Eliza’s week of Work Experience with the Trust

by Eliza S.
Work Experience Student for 1 week in July 2019

I spent my work experience week in the Bumblebee Conservation Trust office in Eastleigh. I had a brilliant time discovering more about bumblebees, the trust and the different jobs in conservation. It has been a wonderful opportunity for me and a week well-spent.

Eliza recording bumblebee species on a BeeWalk with Laura

On Monday, I was greeted off the train by the friendly face of Laura Shakespeare who collected me and brought me to Lakeside Country Park where I met the rest of the team and was given a briefing by Laura of the trust and of the week ahead. After lunch I went with Emily Sabin out to the park to take some photos of the bumblebees which transpired to be much more difficult than it looks, making me respect nature photographers even more than before.

I spent Tuesday morning admiring the impressive bee photography in the shared files on the computer while organising them a little. Then in the afternoon I went with a few members of the team on a BeeWalk around the park, on which I learnt many new types of wildflower and enjoyed a constant flow of fascinating information about the wildlife around me. I also enjoyed seeing the park’s wild honey bee nests.

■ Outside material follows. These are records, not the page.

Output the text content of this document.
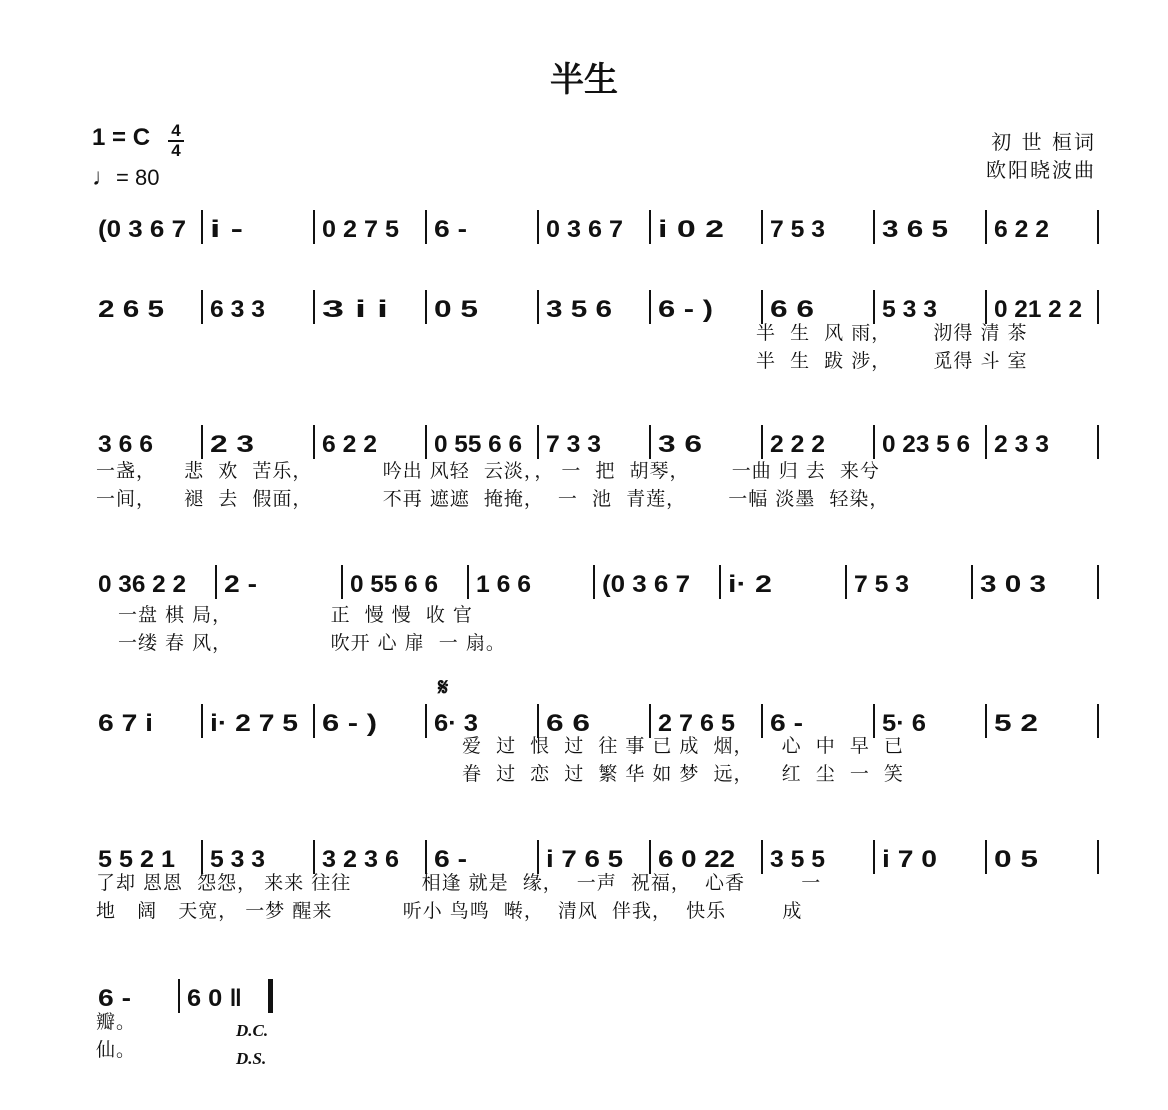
半生
1 = C 4
4
♩= 80
初 世 桓词
欧阳晓波曲
(0 3 6 7 i -	0 2 7 5 6 -	0 3 6 7 i 0 2 7 5 3 3 6 5 6 2 2
2 6 5 6 3 3 3 i i 0 5	3 5 6 6 - ) 6 6	5 3 3 0 21 2 2
3 6 6 2 3	6 2 2 0 55 6 6 7 3 3 3 6	2 2 2 0 23 5 6 2 3 3
0 36 2 2 2 -	0 55 6 6 1 6 6	(0 3 6 7 i· 2	7 5 3	3 0 3
6 7 i i· 2 7 5 6 - ) 6· 3	6 6	2 7 6 5 6 -	5· 6	5 2
5 5 2 1 5 3 3 3 2 3 6 6 -	i 7 6 5 6 0 22 3 5 5 i 7 0 0 5
6 - 6 0 ‖
𝄋
D.C.
D.S.
半  生  风 雨，      沏得 清 茶
半  生  跋 涉，      觅得 斗 室
一盏，    悲  欢  苦乐，          吟出 风轻  云淡，， 一  把  胡琴，      一曲 归 去  来兮
一间，    褪  去  假面，          不再 遮遮  掩掩，  一  池  青莲，      一幅 淡墨  轻染，
一盘 棋 局，              正  慢 慢  收 官
一缕 春 风，              吹开 心 扉  一 扇。
爱  过  恨  过  往 事 已 成  烟，    心  中  早  已
眷  过  恋  过  繁 华 如 梦  远，    红  尘  一  笑
了却 恩恩  怨怨， 来来 往往          相逢 就是  缘，  一声  祝福，  心香        一
地   阔   天宽， 一梦 醒来          听小 鸟鸣  啭，  清风  伴我，  快乐        成
瓣。
仙。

Wednesday I had off so I was next in the office on Thursday when I made two posts for the Trust’s social media containing some of the fantastic photos I had looked through on Tuesday and some bumblebee facts. After lunch we went for another BeeWalk, giving me another chance to expand my knowledge of the various wildlife that surrounds us. I then processed the data on the BeeWalk website.

Common carder bee on tufted vetch. Photo credit: Eliza S.

On Friday I began writing up this account before making some posters to attract volunteers in Hampshire that will be used in an event being held at the park over the weekend which I would also be helping out with and was thoroughly looking forward to.

Saturday brought a fundraising event to the park which involved a stall for the trust at which the public could ask questions about the trust and find out more about bumblebees. This gave me the opportunity to see what happens at these events and to learn more by listening to the conversations between the staff and the public.

It has been an honour and privilege to spend this week in the company of such knowledgeable and lovely people who have not only provided me with an unlimited source of bumblebee related information but also with an incredibly warm welcome into their sunny and biscuit-filled office. So to finish I would like to thank the Bumblebee Conservation Trust for having me this week and giving me an insight into this area of work.

Common carder bee on kidney vetch. Photo credit: Eliza S.